3. JURISPRUDÊNCIA E FONTE NEGOCIAL
Já tecemos comentários sobre duas fontes de direito (costumes jurídicos e processo legislativo), agora daremos continuidade sobre as últimas duas fontes de direito, em primeiro lugar, a jurisprudência e, logo em seguida, a fonte negocial.
O que é a Jurisprudência? É típico do novato, no mundo em que vivemos hoje, na faculdade de Direito falar o seguinte: me diga um conceito fácil disso ou daquilo; para eles, dedico esta resposta: a jurisprudência é o direito descoberto, revelado pelos juízes e magistrados. Os juízes são chamados para a aplicação do Direito ao caso concreto, e dessa aplicação algumas vezes é descoberto um Direito que não estava previsto na lei, sendo causa do, principalmente por outras decisões no mesmo sentido, surgimento de jurisprudência.
Ora, assim sendo, a atividade dos juízes é eminentemente intelectual, necessitando interpretação das normas jurídicas. A jurisprudência, ou melhor, o Direito jurisprudencial não se forma com uma, duas, três decisões, mas sim de vários julgados que, nos dizeres do autor, guardam entre si uma continuidade e uma coerência.
Mas as tantas divergências jurisprudenciais não evidenciam a fragilidade da jurisprudência? (é bom lembrar que o povo, em geral, não admite, nem entendem tais mudanças; um dia uma coisa, noutro outra!). Não, não evidenciam fragilidade alguma, pelo contrário, demonstram que a atividade dos juízes não é passiva diante dos textos legais, havendo uma grande margem de poder criador que é conferido aos julgadores. Não vamos entrar aqui na questão delicadíssima e real, do ativismo judicial.
Alguém ainda irresignado, e com razão, pode-nos perguntar, mas a jurisprudência não altera bastante a lei? Pra essa pergunta, a resposta:
Depende do ponto de vista. Em tese, os tribunais são chamados a aplicar a lei e a revelar o Direito sempre através da lei.
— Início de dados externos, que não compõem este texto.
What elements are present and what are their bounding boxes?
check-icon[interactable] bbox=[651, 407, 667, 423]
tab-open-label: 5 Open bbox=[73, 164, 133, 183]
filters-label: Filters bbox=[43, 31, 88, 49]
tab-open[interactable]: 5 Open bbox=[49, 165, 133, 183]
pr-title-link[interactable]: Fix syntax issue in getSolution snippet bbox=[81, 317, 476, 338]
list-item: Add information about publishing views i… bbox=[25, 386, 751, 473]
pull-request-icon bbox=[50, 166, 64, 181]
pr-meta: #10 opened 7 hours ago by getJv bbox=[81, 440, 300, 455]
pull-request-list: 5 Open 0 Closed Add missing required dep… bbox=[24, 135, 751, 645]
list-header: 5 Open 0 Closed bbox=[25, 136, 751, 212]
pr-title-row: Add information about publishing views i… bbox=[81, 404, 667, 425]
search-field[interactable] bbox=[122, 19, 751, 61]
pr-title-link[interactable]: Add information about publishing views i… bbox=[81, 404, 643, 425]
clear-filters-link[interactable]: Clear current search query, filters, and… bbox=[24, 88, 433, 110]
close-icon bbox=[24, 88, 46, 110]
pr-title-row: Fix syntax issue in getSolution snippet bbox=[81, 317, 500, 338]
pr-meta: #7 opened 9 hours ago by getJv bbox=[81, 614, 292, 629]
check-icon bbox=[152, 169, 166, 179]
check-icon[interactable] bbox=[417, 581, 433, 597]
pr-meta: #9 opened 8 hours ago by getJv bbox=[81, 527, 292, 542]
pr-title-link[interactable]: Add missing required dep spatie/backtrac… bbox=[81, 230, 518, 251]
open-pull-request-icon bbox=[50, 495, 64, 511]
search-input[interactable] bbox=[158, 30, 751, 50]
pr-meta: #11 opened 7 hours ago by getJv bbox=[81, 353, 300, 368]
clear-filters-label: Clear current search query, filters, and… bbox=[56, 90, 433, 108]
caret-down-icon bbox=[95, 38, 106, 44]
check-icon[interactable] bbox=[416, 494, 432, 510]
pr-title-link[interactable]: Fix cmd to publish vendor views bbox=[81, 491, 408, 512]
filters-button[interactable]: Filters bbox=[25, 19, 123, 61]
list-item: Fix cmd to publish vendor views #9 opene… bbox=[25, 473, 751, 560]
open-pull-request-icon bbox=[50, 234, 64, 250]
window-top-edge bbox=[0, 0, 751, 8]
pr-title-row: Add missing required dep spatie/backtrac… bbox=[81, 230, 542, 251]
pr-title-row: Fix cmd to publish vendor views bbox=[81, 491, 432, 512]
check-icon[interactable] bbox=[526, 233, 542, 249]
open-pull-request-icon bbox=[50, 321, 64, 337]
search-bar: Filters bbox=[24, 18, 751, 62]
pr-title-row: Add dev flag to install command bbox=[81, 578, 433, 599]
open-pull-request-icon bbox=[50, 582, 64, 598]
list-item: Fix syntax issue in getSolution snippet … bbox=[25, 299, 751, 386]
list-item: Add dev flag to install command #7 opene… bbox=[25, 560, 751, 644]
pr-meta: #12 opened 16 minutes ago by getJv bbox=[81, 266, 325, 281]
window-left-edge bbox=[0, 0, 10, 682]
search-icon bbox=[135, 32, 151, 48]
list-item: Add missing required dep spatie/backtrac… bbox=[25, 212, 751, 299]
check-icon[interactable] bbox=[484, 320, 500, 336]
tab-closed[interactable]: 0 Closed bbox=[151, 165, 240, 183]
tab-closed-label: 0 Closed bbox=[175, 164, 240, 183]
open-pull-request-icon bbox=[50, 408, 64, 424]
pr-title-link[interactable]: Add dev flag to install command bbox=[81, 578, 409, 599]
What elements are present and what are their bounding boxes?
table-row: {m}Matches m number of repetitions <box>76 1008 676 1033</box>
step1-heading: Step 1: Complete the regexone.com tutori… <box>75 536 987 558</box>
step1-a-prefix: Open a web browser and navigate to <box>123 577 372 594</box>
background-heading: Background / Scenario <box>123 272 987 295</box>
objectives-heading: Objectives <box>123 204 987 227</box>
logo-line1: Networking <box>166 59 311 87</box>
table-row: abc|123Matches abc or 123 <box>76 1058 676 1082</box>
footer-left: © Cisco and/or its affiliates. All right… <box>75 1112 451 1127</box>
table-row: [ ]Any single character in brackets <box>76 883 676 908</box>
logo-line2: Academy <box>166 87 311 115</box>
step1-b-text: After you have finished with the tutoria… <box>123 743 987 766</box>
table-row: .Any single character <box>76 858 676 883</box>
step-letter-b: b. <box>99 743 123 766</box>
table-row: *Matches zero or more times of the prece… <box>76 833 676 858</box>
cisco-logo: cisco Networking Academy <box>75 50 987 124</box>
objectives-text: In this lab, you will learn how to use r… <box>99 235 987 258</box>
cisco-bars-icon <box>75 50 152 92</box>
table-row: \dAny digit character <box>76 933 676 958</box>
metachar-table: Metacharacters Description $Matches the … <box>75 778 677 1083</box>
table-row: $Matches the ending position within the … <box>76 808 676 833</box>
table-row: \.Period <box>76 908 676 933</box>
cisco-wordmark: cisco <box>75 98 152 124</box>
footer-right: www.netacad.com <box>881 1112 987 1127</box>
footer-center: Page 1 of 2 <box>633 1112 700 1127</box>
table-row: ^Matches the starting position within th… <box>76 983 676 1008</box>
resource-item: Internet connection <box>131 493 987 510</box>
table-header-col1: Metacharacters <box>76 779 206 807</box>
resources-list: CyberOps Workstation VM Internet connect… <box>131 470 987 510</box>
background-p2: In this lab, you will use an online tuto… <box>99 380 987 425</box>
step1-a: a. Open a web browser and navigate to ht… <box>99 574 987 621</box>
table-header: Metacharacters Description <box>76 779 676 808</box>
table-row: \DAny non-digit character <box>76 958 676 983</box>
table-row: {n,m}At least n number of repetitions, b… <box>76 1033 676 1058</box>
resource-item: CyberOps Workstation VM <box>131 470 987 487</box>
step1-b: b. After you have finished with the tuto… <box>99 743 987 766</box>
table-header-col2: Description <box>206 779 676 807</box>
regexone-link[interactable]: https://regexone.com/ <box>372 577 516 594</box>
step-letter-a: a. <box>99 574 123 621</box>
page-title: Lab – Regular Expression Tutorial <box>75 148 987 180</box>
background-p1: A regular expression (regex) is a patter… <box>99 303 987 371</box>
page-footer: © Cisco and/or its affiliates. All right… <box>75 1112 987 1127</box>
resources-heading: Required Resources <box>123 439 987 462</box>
Há oportunidades, entretanto, em que o trabalho jurisprudencial vai tão longe que, de certa forma, a lei adquire sentido bem diverso do originariamente querido. (REALE, 2002. P.169).
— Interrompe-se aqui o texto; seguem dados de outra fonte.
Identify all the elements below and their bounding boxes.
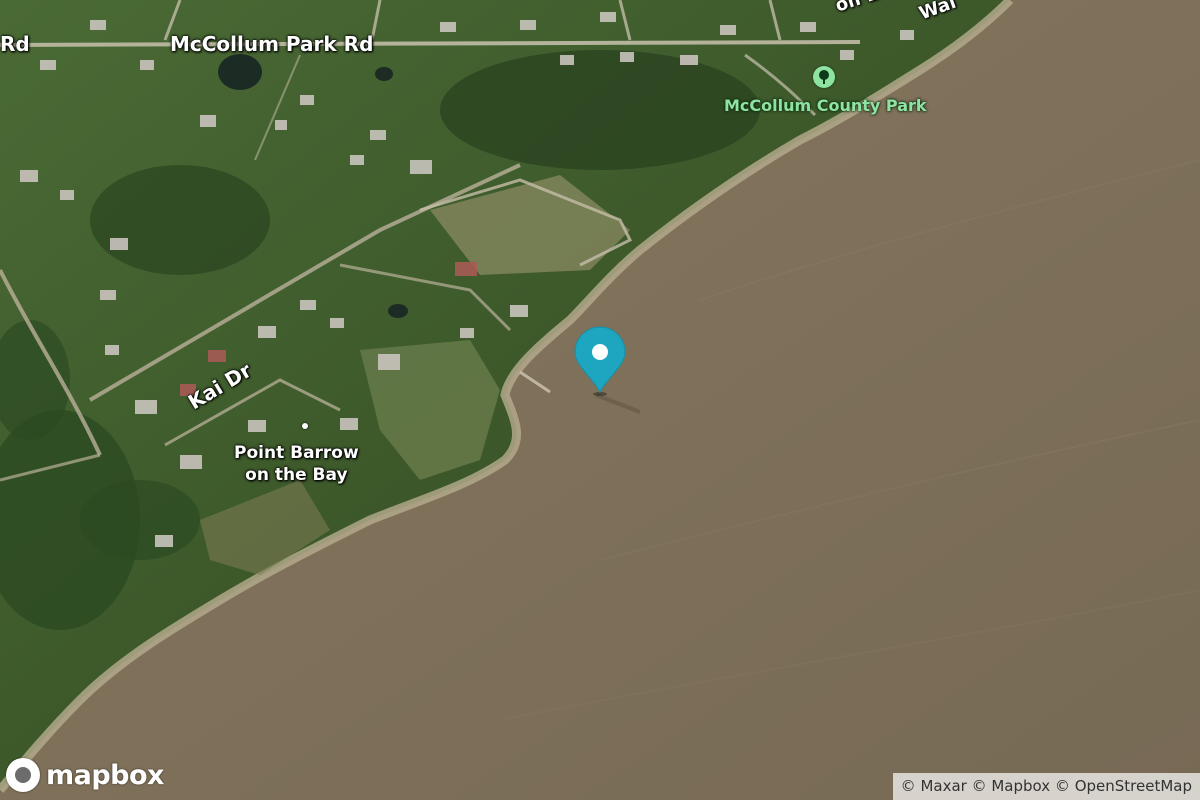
map-canvas[interactable]: Rd McCollum Park Rd Kai Dr on Ln Wal Poi… [0,0,1200,800]
attribution-osm-link[interactable]: © OpenStreetMap [1055,777,1192,795]
mapbox-logo-icon [6,758,40,792]
map-attribution: © Maxar © Mapbox © OpenStreetMap [892,773,1200,800]
mapbox-logo[interactable]: mapbox [6,758,164,792]
attribution-maxar-link[interactable]: © Maxar [901,777,967,795]
attribution-mapbox-link[interactable]: © Mapbox [972,777,1051,795]
map-pin-icon[interactable] [573,326,627,400]
mapbox-logo-text: mapbox [46,759,164,791]
satellite-imagery [0,0,1200,800]
park-tree-icon[interactable] [813,66,835,88]
place-dot-icon [302,423,308,429]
Segundo os ensinamentos do autor, a norma jurídica é, na verdade, a sua interpretação. Isso implica que ela é aquilo que diz ser o seu significado. Alguns autores põe a jurisprudência e os costumes como fontes secundárias, mas o nosso, não; diz-nos ser inegável que a Jurisprudência é fonte do Direito pois foi dado ao juiz a possibilidade de pôr obrigatoriedade naquilo que declara ser de direito no caso concreto.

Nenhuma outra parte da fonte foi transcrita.